Even after you prepare your home to endure the long cold winter season, you must still consider other potential types of weather related hazards. Depending on the location of your home you may also need to consider the following: Flooding – be sure you have proper seals on doorways, basement windows and bulk heads, and lift all items off the floor using blocks or pallets just in case; Wind – Strong winds are a reality here in New England, and they can be very damaging, so remove any dead trees, trim branches and button down any outdoor equipment or furniture which could potentially become airborne; Ice & Snow – In large amounts this can also be very damaging to your home. Take steps to alleviate ice dams and prepare for extra weight on the roof and consider installing shutters to protect your windows from damage.
Depending on your community, you may still need to plan for specific types of property maintenance in your absence. Items to consider when speaking to a local property maintenance or landscape business may include: Leaf clean-up, lawn mowing, snow removal and tree/branch clean-up after storms. In addition, it is wise to also consider steps to keep your home looking “lived-in” (such as installing timers for lights and discontinuing newspaper and mail delivery), and if you are leaving a vehicle behind, make sure it is covered securely and stored out of the way of possible snow plows and emergency vehicles.
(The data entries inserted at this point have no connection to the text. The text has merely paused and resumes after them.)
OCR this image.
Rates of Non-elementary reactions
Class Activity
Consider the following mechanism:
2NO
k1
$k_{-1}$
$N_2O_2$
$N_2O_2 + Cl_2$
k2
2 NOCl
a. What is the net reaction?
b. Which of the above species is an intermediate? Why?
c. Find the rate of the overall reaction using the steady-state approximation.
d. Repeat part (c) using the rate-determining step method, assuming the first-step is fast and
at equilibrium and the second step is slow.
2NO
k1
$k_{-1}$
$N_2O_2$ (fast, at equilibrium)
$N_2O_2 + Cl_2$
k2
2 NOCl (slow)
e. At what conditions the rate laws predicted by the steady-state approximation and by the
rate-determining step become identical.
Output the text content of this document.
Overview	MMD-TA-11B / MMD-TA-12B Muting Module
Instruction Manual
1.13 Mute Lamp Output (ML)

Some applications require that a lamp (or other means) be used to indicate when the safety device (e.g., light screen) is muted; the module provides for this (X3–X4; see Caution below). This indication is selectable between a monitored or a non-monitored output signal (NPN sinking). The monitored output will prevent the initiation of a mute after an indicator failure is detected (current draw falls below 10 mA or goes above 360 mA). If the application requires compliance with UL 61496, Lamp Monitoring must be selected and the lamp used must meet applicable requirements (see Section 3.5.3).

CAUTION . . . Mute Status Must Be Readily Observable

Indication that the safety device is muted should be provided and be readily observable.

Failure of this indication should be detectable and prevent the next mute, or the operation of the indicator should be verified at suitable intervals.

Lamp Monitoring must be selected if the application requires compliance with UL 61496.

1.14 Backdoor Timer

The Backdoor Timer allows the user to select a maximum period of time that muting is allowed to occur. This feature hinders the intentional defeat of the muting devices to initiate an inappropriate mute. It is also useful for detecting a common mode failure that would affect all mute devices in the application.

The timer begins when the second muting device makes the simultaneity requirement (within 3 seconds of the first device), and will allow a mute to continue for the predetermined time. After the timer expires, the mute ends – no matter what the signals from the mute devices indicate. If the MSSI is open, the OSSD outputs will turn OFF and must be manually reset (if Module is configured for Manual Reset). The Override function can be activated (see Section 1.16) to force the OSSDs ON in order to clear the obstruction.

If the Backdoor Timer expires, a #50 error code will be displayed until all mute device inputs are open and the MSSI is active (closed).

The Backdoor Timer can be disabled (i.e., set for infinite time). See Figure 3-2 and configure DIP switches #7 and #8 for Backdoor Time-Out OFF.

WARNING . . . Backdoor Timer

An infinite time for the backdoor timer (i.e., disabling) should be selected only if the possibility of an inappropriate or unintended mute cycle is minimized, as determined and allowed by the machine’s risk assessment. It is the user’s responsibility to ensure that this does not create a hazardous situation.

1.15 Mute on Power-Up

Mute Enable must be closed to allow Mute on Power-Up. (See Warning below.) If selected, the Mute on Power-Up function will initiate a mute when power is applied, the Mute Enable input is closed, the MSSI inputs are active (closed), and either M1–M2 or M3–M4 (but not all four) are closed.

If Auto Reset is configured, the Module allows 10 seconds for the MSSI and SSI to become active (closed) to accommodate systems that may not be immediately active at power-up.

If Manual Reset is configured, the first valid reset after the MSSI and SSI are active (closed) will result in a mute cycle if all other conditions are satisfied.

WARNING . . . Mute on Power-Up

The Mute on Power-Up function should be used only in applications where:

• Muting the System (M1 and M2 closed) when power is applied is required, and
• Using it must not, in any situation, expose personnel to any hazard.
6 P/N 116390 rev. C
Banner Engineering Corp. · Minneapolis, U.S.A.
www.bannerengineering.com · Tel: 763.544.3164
An unoccupied home is a burglar’s dream! More than 70% of all home break-ins happen while the occupants are away. While it is true this can happen even if you are out for a few hours, an unmaintained lawn, unlit driveways and uncollected mail can be tell-tale signs of an unused home. Thieves look for these kinds of clues when targeting households for burglarizing.
Lastly, make a final walk through both inside and out to ensure all items have been taken care of. It can be easy to overlook the storing of outdoor furniture and cushions, grills, hoses, and other accessories. Also, be sure to store garbage cans away from the house, lock sheds, outdoor cabinets, and garage doors, as well as all house windows. Lastly, set the alarm, and make sure all doors are locked and secure. Here are a few additional tips from This Old House.
Moving from your summer home back to your primary residence (and then back again) is much easier when you have the peace of mind knowing you have made all the appropriate preparations. If something does happen in your absence, your insurance agent can assist you in the process to remediate. Be sure to keep an updated policy in a convenient spot for emergency access.